Tonescale compression for electroluminescent display

1. A method for controlling an electroluminescent display to produce an image for display that has reduced luminance to reduce burn-in on the display while maintaining visible contrast, the method comprising: providing the electroluminescent (EL) display comprising a plurality of EL emitters, the luminance of the light produced by each EL emitter being responsive to a respective drive signal; receiving a plurality of input image signals for each EL emitter, the input image signals having a peak frame luminance, each input image signal corresponding to a respective one of a plurality of frames; transforming the input image signals to a plurality of drive signals comprising a reduced peak frame luminance value while maintaining contrast in the displayed image to reduce burn-in by adjusting the drive signals to have reduced luminance provided by each pixel, the transforming comprising: determining the peak frame luminance based on the time when a static image is displayed; holding the peak frame luminance constant for i frames after the static image is displayed; reducing the peak frame luminance by a first exponential function until a time Fs; once Fs is achieved, peak frame luminance is reduced by a second exponential function; and wherein the drive signals are further adjusted so that a luminance decrease in a shadow range is less than a luminance decrease in a non-shadow range in the displayed image for the drive signals with reduced peak frame luminance.

2. The method according to claim 1 , wherein the transforming to a reduced peak frame luminance comprises applying a contrast function to the input image signal to produce the further adjusted drive signals.

3. The method according to claim 2 , wherein the contrast function is linear for luminance values greater than 20% of the peak frame luminance value, and nonlinear for values less than 5% of the peak frame luminance value.

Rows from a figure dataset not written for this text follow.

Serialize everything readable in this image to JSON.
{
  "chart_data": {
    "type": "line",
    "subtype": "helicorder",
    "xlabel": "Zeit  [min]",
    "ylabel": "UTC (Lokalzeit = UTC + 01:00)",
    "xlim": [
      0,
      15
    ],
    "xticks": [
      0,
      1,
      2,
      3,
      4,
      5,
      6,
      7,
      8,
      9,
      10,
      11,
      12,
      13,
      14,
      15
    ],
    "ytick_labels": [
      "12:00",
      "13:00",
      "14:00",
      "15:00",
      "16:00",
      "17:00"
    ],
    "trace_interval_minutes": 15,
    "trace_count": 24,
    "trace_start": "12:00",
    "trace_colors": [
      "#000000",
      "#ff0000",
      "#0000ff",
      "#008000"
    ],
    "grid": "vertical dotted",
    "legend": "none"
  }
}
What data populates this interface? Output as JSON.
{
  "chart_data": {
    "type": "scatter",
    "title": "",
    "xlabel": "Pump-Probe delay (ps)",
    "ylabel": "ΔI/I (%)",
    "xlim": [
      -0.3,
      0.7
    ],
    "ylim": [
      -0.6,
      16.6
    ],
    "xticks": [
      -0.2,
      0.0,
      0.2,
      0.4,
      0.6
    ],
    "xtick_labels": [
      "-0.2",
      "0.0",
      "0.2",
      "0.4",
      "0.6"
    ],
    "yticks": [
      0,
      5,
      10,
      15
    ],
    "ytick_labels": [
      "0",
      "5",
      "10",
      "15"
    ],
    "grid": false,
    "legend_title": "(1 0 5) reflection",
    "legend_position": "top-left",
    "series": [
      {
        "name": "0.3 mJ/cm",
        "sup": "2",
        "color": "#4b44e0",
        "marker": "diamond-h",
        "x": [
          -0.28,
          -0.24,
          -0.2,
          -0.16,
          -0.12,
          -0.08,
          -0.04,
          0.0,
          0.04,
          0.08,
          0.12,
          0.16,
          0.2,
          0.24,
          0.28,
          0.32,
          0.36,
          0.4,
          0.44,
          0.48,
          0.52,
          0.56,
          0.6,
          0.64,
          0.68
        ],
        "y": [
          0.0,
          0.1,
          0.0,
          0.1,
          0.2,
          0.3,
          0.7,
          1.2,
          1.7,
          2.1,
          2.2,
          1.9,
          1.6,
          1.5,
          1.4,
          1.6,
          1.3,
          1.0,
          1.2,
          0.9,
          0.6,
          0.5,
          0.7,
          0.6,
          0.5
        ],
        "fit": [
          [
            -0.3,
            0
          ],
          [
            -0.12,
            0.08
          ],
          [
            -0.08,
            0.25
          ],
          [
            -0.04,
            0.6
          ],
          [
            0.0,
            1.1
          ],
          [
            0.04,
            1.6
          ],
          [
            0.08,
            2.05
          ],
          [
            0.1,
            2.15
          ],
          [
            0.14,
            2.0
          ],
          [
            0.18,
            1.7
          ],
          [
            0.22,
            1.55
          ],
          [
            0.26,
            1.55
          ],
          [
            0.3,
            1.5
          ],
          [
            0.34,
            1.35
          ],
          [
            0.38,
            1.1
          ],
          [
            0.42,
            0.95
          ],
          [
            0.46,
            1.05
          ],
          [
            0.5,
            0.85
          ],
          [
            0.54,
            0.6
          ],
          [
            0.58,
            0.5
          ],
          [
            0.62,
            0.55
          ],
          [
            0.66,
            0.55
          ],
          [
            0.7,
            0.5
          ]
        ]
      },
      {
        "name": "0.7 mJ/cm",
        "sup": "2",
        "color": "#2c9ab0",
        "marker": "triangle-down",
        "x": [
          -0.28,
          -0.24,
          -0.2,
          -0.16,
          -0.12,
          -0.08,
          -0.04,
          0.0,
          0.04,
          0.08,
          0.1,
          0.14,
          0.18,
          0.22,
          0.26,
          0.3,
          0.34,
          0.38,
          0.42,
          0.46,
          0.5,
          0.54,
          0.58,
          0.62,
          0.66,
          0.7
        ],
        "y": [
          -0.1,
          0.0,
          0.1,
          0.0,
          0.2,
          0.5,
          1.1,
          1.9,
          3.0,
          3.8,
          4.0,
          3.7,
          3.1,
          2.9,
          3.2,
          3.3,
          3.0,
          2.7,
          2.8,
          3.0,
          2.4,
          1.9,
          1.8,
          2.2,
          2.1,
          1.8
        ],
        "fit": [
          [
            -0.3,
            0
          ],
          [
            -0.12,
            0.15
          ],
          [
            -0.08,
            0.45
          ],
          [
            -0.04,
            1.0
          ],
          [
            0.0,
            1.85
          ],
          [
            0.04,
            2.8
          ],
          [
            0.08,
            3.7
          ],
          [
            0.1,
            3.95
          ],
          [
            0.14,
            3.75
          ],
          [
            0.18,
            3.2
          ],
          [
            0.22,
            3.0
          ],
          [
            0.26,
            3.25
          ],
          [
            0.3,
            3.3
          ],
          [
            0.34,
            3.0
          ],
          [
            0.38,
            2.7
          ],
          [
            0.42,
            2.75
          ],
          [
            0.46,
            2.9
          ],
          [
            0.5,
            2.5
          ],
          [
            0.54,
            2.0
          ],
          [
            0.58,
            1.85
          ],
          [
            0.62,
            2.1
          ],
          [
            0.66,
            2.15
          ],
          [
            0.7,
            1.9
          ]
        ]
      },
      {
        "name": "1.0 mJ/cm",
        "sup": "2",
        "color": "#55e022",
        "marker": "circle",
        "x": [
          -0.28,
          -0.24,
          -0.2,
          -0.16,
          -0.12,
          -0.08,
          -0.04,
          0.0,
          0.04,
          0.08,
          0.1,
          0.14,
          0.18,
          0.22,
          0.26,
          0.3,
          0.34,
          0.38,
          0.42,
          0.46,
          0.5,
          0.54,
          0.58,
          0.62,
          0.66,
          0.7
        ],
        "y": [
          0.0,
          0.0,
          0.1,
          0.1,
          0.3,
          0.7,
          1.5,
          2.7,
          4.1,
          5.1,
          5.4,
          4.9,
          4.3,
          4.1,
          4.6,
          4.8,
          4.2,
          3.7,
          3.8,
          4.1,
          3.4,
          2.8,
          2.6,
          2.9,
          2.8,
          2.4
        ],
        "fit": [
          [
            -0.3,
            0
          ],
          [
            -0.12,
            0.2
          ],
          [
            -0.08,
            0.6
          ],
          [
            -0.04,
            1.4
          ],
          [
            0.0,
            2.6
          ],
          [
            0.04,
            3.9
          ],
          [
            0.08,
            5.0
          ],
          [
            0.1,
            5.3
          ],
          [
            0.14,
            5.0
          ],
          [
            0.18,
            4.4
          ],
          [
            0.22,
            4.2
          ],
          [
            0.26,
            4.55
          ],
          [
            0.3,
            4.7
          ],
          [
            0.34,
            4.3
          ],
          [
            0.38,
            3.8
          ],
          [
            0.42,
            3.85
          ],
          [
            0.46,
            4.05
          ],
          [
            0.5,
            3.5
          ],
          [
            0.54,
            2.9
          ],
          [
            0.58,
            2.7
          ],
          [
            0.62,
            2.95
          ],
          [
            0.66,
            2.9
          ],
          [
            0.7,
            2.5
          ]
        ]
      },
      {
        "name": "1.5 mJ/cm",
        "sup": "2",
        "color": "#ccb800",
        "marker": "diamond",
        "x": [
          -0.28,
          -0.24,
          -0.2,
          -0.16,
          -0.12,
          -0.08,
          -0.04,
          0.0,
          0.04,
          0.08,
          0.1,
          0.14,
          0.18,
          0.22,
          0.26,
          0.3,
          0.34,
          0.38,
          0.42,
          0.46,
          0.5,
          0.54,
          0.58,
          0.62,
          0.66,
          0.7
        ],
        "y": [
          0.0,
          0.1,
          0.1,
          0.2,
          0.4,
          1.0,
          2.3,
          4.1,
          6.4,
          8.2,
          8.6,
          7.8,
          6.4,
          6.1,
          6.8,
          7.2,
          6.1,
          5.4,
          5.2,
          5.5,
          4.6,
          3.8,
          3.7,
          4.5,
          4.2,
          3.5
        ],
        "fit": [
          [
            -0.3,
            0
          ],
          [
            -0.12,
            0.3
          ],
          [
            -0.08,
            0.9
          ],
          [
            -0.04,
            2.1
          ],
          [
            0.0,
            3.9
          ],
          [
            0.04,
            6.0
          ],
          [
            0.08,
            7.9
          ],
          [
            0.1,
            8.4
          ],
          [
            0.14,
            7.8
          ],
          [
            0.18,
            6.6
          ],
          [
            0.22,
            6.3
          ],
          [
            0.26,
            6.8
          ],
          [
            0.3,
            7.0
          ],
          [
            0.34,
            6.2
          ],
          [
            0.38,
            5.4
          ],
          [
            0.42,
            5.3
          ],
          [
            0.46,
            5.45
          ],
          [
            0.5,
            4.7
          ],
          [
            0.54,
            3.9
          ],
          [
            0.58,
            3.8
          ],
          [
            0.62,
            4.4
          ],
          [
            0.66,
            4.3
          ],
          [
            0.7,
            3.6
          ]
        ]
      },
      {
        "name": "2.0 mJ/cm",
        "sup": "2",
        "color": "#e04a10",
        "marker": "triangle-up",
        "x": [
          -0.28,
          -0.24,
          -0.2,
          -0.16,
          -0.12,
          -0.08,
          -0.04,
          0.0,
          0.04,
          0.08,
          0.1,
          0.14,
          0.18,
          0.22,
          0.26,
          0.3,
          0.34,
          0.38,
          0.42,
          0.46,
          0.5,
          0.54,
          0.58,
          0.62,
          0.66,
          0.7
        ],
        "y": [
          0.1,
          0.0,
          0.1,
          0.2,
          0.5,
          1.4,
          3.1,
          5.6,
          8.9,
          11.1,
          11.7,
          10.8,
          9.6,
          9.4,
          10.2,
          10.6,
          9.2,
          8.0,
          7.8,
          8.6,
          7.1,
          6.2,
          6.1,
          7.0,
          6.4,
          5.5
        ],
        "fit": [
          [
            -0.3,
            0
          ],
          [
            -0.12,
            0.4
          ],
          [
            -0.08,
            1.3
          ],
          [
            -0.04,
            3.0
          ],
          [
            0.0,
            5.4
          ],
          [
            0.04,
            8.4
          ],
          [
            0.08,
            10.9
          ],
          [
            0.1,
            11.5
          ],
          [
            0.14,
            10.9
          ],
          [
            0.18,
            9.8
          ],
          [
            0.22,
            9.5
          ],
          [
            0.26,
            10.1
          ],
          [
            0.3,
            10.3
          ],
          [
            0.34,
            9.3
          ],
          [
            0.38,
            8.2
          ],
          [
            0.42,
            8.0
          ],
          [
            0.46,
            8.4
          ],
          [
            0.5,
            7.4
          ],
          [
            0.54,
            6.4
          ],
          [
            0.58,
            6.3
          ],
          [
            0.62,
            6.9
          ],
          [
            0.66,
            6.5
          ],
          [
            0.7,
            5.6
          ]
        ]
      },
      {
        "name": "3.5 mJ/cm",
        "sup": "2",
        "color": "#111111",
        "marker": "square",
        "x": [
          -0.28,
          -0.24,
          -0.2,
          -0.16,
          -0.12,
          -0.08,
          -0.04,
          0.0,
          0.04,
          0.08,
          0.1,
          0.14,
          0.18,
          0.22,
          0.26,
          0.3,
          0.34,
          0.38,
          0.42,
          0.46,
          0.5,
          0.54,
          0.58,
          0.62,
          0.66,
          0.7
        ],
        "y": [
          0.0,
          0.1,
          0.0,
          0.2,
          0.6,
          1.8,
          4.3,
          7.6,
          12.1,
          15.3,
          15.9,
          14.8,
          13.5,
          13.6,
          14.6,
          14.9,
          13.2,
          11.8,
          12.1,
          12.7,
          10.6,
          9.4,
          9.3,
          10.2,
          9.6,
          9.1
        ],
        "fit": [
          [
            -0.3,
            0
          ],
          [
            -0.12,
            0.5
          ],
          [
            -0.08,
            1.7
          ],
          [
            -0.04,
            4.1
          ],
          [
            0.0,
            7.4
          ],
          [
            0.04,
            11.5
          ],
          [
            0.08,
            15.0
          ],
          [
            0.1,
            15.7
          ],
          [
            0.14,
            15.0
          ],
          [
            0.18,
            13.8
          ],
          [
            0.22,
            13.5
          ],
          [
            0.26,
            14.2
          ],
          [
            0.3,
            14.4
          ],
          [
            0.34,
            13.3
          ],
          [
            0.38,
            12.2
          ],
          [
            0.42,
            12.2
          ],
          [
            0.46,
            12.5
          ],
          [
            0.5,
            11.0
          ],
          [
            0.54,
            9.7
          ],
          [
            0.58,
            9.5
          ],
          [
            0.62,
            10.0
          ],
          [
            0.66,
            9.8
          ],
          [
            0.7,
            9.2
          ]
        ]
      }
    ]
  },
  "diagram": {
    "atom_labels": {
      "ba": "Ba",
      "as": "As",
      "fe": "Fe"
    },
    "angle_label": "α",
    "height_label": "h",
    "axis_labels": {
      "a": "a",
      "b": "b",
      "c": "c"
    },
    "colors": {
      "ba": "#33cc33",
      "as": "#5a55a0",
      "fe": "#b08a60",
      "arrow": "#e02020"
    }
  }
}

4. The method according to claim 2 , wherein the contrast function varies as a function of the peak frame luminance value.

5. The method according to claim 2 , wherein: the contrast function comprises a first and a second sub-function; the first sub-function is used to transform input image signals in the shadow range; and the second sub-function is used to transform input image signals in the non-shadow range.

6. The method according to claim 5 , wherein: the first sub-function is nonlinear; and the second sub-function is linear.

7. The method according to claim 5 , wherein the contrast function and its first derivative are both continuous.

8. The method according to claim 5 , wherein the first sub-function comprises a quadratic polynomial.

9. The method according to claim 2 , wherein the transforming further comprises: dividing the input image signal into a high and a low spatial frequency image; applying the contrast function to the low spatial frequency image; and applying a linear transform to the high spatial frequency image.

10. The method according to claim 9 , wherein the low frequency image comprises a spatial frequency of ≦4 cycles per degree of visual angle.

11. The method according to claim 1 , further comprising dithering the drive signals values in the shadow.

12. The method according to claim 1 , wherein: the EL display comprises an organic light-emitting diode (OLED) display; and each EL emitter comprises an OLED emitter.